There is a sense of renewal about Parker. He has come back to the UK after a marathon stint in the US, where he made it to the top of Dow, which he joined in 1968 when his fellow students at the University of Manchester Institute of Science and Technology were busy protesting about anything and anyone that did not have long hair. After three-and-a-bit decades, Parker ran a company with 42,000 employees in 175 countries and a -market capitalisation of some $46bn.
So policy and public-sector process present a new challenge for an experienced private–sector operator who turns 60 today. “Dow was a very big private global enterprise, very successful, very powerful. I’d never dealt with government. I thought that would be interesting.”
And, in fairness, he had a bit of time on his hands. Parker was voted in to the top job at Dow in February 2000. He had the task of overseeing the $3.9bn acquisition of Union Carbide, a job that saw him having to deal with people protesting about the aftermath of the Bhopal disaster holding a candlelit vigil outside his Michigan family home.
He managed that challenge by going out and talking to them. But there were other forces that were more difficult to resist: “The chemicals industry went into the worst trough it has been in 30 years. The results became -difficult and, basically, I got shot at the end of 2002, and my predecessor [the chairman and former chief executive] came back.” Parker is still plainly shocked and angered by it: “It was a crossroads. It was a big surprise. It was a big surprise in the industry… I made it very clear to them they were going to fire me. I wasn’t resigning. The industry press were also shocked as to what had occurred.”
But the headhunters beat a path to his door round about the time when it seemed that the war in Iraq was going to be easily won (the beginning of the markets’ “Baghdad bounce” in early 2003). However, Parker was still feeling pretty raw and took some persuading. “There were some feelings that was it really even a good idea to work again, given what had happened. I decided I would be open to working again. I was a capable person, but not looking. I was still adjusting to what had happened.”
Former colleagues reckon Parker is made of pretty durable material: “It’s not just -getting to the top at a big American corporate Dow, which is an achievement he shares with very few Brits – Alex Trotman at Ford, and Tony O’Reilly at Heinz, if you count the dual nationality, are two of a very small handful,” says one. “He’s a natural competitor, and he can’t sit still for long.”
Parker, an outstanding sportsman who captained Merseyside Grammar Schools at cricket and British Universities at tennis, also had a Liverpudlian upbringing to teach him what resolve in the face of hardship and conflict really was all about.

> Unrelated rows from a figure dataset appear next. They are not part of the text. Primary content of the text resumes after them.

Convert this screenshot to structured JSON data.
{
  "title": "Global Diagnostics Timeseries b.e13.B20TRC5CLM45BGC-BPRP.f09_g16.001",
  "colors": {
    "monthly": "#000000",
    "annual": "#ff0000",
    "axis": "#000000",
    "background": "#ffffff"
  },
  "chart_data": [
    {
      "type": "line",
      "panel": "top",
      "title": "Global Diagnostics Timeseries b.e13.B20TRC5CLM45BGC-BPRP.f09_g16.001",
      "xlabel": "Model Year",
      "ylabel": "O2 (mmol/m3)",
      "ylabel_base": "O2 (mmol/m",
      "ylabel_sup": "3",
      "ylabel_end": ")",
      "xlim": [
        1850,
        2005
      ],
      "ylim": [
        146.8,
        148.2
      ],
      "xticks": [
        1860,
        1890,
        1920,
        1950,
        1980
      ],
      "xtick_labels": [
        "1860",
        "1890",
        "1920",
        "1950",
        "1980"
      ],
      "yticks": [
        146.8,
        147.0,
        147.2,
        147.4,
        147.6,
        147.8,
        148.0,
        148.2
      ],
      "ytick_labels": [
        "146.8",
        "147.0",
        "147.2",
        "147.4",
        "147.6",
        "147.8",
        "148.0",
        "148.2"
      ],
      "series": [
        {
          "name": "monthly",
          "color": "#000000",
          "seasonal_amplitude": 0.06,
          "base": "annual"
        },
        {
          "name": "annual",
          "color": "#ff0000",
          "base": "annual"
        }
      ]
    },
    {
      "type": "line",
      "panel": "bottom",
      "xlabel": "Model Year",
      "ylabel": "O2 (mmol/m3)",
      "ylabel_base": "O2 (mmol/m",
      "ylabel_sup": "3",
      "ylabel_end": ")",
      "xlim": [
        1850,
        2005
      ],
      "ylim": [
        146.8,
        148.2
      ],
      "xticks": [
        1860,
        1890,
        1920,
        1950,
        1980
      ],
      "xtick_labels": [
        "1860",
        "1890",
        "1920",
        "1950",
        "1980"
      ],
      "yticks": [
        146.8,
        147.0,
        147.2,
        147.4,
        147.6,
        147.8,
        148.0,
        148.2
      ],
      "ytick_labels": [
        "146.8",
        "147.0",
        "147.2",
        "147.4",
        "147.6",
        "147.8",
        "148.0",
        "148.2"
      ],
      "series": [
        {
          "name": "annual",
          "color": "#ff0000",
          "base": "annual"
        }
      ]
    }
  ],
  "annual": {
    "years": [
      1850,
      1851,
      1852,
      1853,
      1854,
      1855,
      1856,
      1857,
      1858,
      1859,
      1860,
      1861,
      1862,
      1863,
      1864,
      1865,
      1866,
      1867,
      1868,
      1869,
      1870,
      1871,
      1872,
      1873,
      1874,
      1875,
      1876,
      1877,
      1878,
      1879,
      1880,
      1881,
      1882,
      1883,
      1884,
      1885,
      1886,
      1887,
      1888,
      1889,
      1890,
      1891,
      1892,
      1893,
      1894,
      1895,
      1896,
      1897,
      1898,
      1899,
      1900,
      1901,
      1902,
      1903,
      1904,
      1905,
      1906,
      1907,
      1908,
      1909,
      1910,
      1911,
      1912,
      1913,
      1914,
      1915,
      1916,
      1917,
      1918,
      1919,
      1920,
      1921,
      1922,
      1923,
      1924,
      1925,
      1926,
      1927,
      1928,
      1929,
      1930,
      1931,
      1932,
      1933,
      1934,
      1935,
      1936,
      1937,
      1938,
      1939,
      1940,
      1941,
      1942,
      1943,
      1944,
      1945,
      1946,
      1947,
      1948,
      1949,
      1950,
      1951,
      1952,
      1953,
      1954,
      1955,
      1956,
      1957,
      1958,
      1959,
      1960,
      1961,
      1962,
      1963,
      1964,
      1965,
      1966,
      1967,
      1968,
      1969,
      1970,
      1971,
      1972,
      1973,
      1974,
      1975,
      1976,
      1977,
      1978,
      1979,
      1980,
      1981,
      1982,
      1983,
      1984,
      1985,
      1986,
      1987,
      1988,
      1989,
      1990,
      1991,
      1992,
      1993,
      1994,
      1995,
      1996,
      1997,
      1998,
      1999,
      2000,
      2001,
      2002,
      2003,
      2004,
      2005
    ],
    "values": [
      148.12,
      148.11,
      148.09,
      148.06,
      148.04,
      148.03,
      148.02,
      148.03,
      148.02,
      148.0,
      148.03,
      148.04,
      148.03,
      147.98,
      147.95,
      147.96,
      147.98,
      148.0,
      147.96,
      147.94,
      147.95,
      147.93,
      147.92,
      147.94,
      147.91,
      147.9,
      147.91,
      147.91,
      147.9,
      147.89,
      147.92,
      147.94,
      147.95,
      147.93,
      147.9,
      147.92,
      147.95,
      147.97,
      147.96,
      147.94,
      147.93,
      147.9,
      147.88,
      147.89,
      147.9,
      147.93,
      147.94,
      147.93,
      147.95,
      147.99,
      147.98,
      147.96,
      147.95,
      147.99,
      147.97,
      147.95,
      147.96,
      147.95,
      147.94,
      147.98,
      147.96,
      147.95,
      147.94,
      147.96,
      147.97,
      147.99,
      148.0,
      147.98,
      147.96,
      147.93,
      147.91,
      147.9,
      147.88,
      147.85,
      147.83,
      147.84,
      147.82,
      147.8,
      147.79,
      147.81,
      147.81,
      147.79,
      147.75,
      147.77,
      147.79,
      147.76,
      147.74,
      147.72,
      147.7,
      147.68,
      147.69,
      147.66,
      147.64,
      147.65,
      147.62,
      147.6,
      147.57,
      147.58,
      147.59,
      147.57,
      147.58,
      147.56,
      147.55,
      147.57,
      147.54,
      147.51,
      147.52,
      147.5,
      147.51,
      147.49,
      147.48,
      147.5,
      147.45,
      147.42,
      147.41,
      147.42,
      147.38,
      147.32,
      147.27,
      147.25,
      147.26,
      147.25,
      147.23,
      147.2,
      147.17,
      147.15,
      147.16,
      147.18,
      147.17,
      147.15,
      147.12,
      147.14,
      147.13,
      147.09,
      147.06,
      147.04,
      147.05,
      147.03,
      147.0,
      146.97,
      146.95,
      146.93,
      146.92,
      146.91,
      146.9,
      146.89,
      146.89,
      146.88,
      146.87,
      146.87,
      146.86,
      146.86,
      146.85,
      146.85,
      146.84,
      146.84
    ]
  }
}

He is old enough to remember the bad old days of sectarianism in the Liverpool of his childhood. Parker’s mother (“a lioness with her children – she gave us confidence, no matter how difficult the circumstances we faced”) was one of 13 children, and was excluded from the Catholic Church for marrying a Protestant and not bringing the children up as Catholics. And Parker’s father, an artillery captain under Montgomery in the Second World War desert campaign, came back from the war badly shell-shocked: “He would sleepwalk, counting corpses for years,” recalls Parker.
Although he is working himself out of a job, Parker will take on others. He has just accepted a non-executive directorship at Invensys, and a “serial” non-executive role may be his in the future. “I have a lot of experience and energy to offer,” he says, no pun intended.